May 29, 2010

Afghans refuse to destroy old, dangerous ammo

By William H. McMichael - Staff writer
Posted : Friday May 28, 2010
Afghanistan’s defense ministry is refusing to destroy more than 6,300 metric tons of old ammunition that is taking up valuable, climate-controlled bunker space needed for new U.S.-funded Afghan security force ordnance, Army Col. Ronald Green said Friday.
Green, the U.S. officer who has worked on the destruction effort over the past 12 months, said he also worries that the Afghan-guarded ammunition — as well as a stockpile of 1.3 million pounds of degraded commercial-grade ammonite in Herat — could be used to fashion roadside bombs if it fell into the wrong hands. And the old ordnance also poses a threat simply resting in place, he said.
“Once propellant becomes old and unstable, it can just cook off by itself,” said Green, who is completing a 12-month tour as director of logistics for Combined Security Transition Command-Afghanistan.
The continued storage of the ammo places Afghan military and civilians as well as coalition forces at risk, Green told reporters during a conference call from Camp Eggers in Kabul.
The Afghan defense ministry also remains out of compliance with a 2006 compact signed in London in which Afghanistan agreed to destroy “all unsafe, unserviceable and surplus” ammunition by the end of 2010 — a task that Green said is physically impossible given the time remaining in the year.
Green said the Afghans simply want to hold onto the ammo, much of it old Soviet stock that includes 35-year-old rocket-propelled grenades and ordnance for obsolete weapons such as the World War II-era T-34 tank.
This is despite repeated entreaties — 75 engagements over the past three years — by senior U.S. military and civilian officials to their Afghan counterparts, including Abdul Rahim Wardak, who heads the defense ministry, and members of the Afghan parliament.
“I just cannot get my head wrapped around this cultural affinity for hoarding,” Green said. “The [defense ministry] believes that this ammunition is good — if it looks good, it is good.
“This is a national treasure in their eyes.”
In an effort to influence the legislators, Green said several members of parliament were recently taken to bunkers in two locations, where they were shown stacks of both old and new ammunition.
During an inventory, the old ordnance had been stacked up “very nicely,” Green said. “The parliamentarians said, ‘This looks very nice.’ ”
Green said he has no evidence that any of the ammunition, stored in bunkers scattered around country, has fallen into enemy hands. But that is a major concern, he added.
“I don’t know if there’s pilferage,” he said. “It’s a situation I would rather not be in.”
Much of the ordnance, he said, is 14.5mm or larger — “prime candidates” for the roadside bombs that have killed 275 U.S. troops in 2009 and 114 so far this year, according to iCasualties.org.
Green said the U.S. recently has spent more than $1.2 billion on new NATO-compatible ammunition for the Afghan forces, but has no good place to store it.
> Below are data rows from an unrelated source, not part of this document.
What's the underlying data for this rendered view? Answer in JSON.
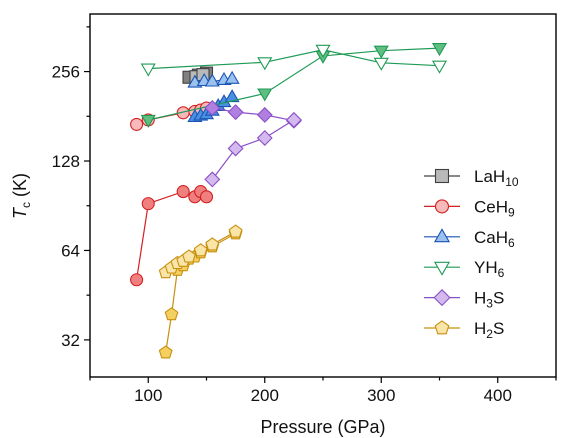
{
  "chart_data": {
    "type": "scatter",
    "xlabel": "Pressure (GPa)",
    "ylabel_main": "T",
    "ylabel_sub": "c",
    "ylabel_unit": " (K)",
    "xlim": [
      50,
      450
    ],
    "ylim": [
      24,
      400
    ],
    "yscale": "log2",
    "x_ticks": [
      100,
      200,
      300,
      400
    ],
    "x_tick_labels": [
      "100",
      "200",
      "300",
      "400"
    ],
    "y_ticks": [
      32,
      64,
      128,
      256
    ],
    "y_tick_labels": [
      "32",
      "64",
      "128",
      "256"
    ],
    "legend_position": "right",
    "series": [
      {
        "name_main": "LaH",
        "name_sub": "10",
        "marker": "square",
        "color": "#808080",
        "stroke": "#404040",
        "sublists": [
          {
            "fill": "filled",
            "points": [
              [
                135,
                245
              ],
              [
                143,
                249
              ],
              [
                150,
                253
              ]
            ]
          },
          {
            "fill": "light",
            "points": [
              [
                141,
                246
              ],
              [
                147,
                250
              ]
            ]
          }
        ]
      },
      {
        "name_main": "CeH",
        "name_sub": "9",
        "marker": "circle",
        "color": "#f08080",
        "stroke": "#d42020",
        "sublists": [
          {
            "fill": "filled",
            "points": [
              [
                90,
                51
              ],
              [
                100,
                92
              ],
              [
                130,
                101
              ],
              [
                140,
                97
              ],
              [
                145,
                101
              ],
              [
                150,
                97
              ]
            ]
          },
          {
            "fill": "light",
            "points": [
              [
                90,
                170
              ],
              [
                100,
                176
              ],
              [
                130,
                186
              ],
              [
                140,
                188
              ],
              [
                145,
                190
              ],
              [
                150,
                193
              ]
            ]
          }
        ]
      },
      {
        "name_main": "CaH",
        "name_sub": "6",
        "marker": "triangle-up",
        "color": "#4a90e2",
        "stroke": "#1a55b4",
        "sublists": [
          {
            "fill": "filled",
            "points": [
              [
                140,
                180
              ],
              [
                145,
                182
              ],
              [
                150,
                184
              ],
              [
                155,
                189
              ],
              [
                160,
                196
              ],
              [
                165,
                202
              ],
              [
                172,
                210
              ]
            ]
          },
          {
            "fill": "light",
            "points": [
              [
                140,
                235
              ],
              [
                148,
                238
              ],
              [
                155,
                237
              ],
              [
                165,
                240
              ],
              [
                172,
                242
              ]
            ]
          }
        ]
      },
      {
        "name_main": "YH",
        "name_sub": "6",
        "marker": "triangle-down",
        "color": "#5fbf80",
        "stroke": "#1e9a55",
        "sublists": [
          {
            "fill": "filled",
            "points": [
              [
                100,
                176
              ],
              [
                200,
                216
              ],
              [
                250,
                289
              ],
              [
                300,
                301
              ],
              [
                350,
                307
              ]
            ]
          },
          {
            "fill": "hollow",
            "points": [
              [
                100,
                262
              ],
              [
                200,
                275
              ],
              [
                250,
                303
              ],
              [
                300,
                274
              ],
              [
                350,
                268
              ]
            ]
          }
        ]
      },
      {
        "name_main": "H",
        "name_sub": "3",
        "name_tail": "S",
        "marker": "diamond",
        "color": "#b07fe0",
        "stroke": "#8a50c8",
        "sublists": [
          {
            "fill": "filled",
            "points": [
              [
                155,
                193
              ],
              [
                175,
                187
              ],
              [
                200,
                183
              ],
              [
                225,
                175
              ]
            ]
          },
          {
            "fill": "light",
            "points": [
              [
                155,
                111
              ],
              [
                175,
                141
              ],
              [
                200,
                153
              ],
              [
                225,
                176
              ]
            ]
          }
        ]
      },
      {
        "name_main": "H",
        "name_sub": "2",
        "name_tail": "S",
        "marker": "pentagon",
        "color": "#f4d060",
        "stroke": "#c89010",
        "sublists": [
          {
            "fill": "filled",
            "points": [
              [
                115,
                29
              ],
              [
                120,
                39
              ],
              [
                125,
                55
              ],
              [
                130,
                57
              ],
              [
                135,
                60
              ],
              [
                140,
                61
              ],
              [
                145,
                63
              ],
              [
                155,
                66
              ],
              [
                175,
                73
              ]
            ]
          },
          {
            "fill": "light",
            "points": [
              [
                115,
                54
              ],
              [
                120,
                56
              ],
              [
                125,
                58
              ],
              [
                130,
                59
              ],
              [
                135,
                61
              ],
              [
                145,
                64
              ],
              [
                155,
                67
              ],
              [
                175,
                74
              ]
            ]
          }
        ]
      }
    ]
  }
}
“Because the old ammo is in bunkers, we’re forced to store the new ammo in substandard storage areas — meaning the climate is not controlled,” he said.
As a result, he said, “the brand-new ammo that we’re buying for them is now degrading faster than it should.”
New bunkers are being built, Green said — $50 million in U.S. funding has been allocated to the task — but it takes 15 to 18 months to build each one.
In addition, record-keeping — critical to tracking the stability and usability of ordnance — is nonexistent, he said.
The U.S., he said, can’t simply act unilaterally to reduce the degraded inventory. “We cannot destroy one ounce of ammo,” he said. “It is all the [defense ministry].”
Two organizations, the State Department’s Office of Weapons Removal and Abatement and the British nongovernmental war debris disposal organization Halo Trust, have identified at least 25 percent of the Afghan stocks that they say should be destroyed. The groups also have the funding to do so, Green said.
Some of the stocks have been destroyed, he said, but it’s a “very, very small amount.” At the current rate, he said, “we’re looking at around 40 years of destruction time.” If the Afghans would agree to destroy the ammunition according to the Soviet-led Warsaw Pact ammunition standards for ordnance service life, the destruction of all 6,325 metric tons could be accomplished in 19 months. “And it wouldn’t cost them a cent,” Green said.
“I have spent many, many an hour trying to get this done,” he said. “And the problem is, there’s people that are in danger.”
Much of his disappointment, he said, lies in his desire to help make the Afghan army more professional.
Professional armies, he said, store ammunition — an army’s “lifeblood,” he called it — using a proper methodology and criteria.
“I’m leaving here frustrated that I haven’t been able to accomplish this,” Green said. “We’ve invested large amounts of energy, time, effort, money and resources, and we just need to make it right.”